Recipe Courtesy of Rosa Jackson, Les Petits Farcis, Nice France


    • @Barb – Quite possibly. Changing things up and nice to have Chef Charlie bring his expertise to the site!

  1. Appreciate the positive response to this initial post! This recipe is easy, delicious and presents beautifully! If you like what you see, I have plenty of others to share! – Chef Charlie

    • @Charlie – Welcome, Chef! Great fun getting this up for the readership today and we’d love to do it again. Bunch of dedicated Foodies here, we know!

  2. I’ve been making this dish for years. It’s easy to make, and it’s delicious. I skin the chicken. Try it everyone! Looking forward to more recipes…

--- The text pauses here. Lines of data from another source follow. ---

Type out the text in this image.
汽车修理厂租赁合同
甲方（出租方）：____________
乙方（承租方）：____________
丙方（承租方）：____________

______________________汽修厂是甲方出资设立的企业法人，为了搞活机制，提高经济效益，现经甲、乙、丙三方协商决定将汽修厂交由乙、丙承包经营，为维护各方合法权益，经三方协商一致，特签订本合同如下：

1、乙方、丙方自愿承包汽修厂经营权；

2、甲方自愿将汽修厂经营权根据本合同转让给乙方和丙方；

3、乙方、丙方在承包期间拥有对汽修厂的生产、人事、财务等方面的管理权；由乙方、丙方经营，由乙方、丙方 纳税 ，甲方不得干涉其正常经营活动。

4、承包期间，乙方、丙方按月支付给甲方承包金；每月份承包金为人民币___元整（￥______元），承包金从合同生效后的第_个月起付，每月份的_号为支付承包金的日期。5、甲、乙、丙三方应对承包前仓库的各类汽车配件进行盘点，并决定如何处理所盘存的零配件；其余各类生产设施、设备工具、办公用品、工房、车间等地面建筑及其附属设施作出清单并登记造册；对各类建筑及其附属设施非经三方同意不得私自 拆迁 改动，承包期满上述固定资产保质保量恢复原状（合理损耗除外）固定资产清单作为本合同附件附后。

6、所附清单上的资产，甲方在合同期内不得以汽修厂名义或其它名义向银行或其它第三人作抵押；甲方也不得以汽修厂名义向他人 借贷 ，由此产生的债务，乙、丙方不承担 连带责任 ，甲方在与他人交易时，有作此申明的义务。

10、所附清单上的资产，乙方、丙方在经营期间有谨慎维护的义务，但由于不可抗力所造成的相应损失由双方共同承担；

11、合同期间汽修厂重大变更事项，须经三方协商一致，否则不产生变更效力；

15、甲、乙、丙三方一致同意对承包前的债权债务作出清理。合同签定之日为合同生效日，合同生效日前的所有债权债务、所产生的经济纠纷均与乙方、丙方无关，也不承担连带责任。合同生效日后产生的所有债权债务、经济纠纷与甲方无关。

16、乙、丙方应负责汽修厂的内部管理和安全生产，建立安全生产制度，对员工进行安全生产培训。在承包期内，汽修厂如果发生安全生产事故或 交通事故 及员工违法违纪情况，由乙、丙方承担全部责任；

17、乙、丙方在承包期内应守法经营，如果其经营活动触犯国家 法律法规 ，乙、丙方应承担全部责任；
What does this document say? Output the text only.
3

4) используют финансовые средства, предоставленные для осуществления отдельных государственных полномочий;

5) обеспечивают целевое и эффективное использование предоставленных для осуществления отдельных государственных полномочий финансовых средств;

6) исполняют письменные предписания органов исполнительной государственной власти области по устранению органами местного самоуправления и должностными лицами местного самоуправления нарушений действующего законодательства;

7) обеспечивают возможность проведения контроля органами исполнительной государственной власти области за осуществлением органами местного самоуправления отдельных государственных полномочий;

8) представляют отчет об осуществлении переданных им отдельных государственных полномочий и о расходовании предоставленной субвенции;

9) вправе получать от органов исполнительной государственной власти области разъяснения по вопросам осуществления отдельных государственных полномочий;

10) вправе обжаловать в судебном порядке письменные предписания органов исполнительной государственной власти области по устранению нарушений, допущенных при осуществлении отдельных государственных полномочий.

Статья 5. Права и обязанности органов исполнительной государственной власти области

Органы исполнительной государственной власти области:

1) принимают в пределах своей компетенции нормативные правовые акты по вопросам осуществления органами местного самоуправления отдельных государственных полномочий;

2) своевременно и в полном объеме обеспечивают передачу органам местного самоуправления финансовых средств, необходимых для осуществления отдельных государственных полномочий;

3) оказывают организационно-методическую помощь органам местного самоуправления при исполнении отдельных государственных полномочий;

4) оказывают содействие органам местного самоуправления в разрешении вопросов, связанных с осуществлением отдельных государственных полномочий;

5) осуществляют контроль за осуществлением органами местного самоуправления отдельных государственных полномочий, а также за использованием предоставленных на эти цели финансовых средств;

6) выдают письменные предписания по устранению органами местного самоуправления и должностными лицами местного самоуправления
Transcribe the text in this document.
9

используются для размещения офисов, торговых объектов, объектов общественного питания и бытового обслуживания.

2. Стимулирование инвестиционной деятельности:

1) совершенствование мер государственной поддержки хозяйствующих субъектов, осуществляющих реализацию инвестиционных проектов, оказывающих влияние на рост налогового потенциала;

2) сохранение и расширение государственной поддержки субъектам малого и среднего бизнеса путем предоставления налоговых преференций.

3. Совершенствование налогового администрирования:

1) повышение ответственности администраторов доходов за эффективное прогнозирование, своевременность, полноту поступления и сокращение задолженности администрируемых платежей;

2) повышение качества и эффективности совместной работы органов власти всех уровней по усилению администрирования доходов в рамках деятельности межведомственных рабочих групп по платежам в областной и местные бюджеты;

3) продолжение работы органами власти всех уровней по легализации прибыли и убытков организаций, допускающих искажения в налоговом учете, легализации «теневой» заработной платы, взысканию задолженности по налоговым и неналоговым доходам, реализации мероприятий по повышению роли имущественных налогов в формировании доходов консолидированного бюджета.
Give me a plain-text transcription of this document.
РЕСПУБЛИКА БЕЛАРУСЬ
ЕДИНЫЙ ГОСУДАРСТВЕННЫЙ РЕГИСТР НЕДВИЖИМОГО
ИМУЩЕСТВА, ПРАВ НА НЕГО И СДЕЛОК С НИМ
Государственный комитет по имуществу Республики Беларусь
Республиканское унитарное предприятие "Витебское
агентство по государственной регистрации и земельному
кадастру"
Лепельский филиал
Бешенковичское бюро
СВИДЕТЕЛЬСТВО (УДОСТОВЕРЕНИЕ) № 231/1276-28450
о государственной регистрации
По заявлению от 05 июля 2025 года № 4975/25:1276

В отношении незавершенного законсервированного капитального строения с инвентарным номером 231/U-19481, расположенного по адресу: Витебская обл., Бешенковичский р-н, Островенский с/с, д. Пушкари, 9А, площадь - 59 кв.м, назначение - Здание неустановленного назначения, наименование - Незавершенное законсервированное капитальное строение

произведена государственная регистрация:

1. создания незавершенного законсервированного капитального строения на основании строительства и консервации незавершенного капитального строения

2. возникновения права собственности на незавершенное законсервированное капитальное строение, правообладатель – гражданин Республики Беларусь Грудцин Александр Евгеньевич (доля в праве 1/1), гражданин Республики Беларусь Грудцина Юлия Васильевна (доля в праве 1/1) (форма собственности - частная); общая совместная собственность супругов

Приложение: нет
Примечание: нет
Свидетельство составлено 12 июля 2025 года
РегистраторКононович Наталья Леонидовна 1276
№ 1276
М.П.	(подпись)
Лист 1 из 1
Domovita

  3. More please! Talking about food is a favorite pastime. I will even promise to try the recipe — I just won’t promise it will look the same as the picture when I’m done!

  4. do you have a good local source for saffron threads? they treat them like gold in the stores. i found some spanish saffron at lunardis but it was really really expensive. (nice column).

  5. spread it on toasted slices of baguette sprinkled with gruyere and float in the soup – the French really know how to live!

  6. Made this tonight and it was deelish! Had a little trouble sourcing som eof the ingredients and wanted everything the chef said we’d need. Had some help with the cooking and finished with some superior wines. Just wanted to let you know!!!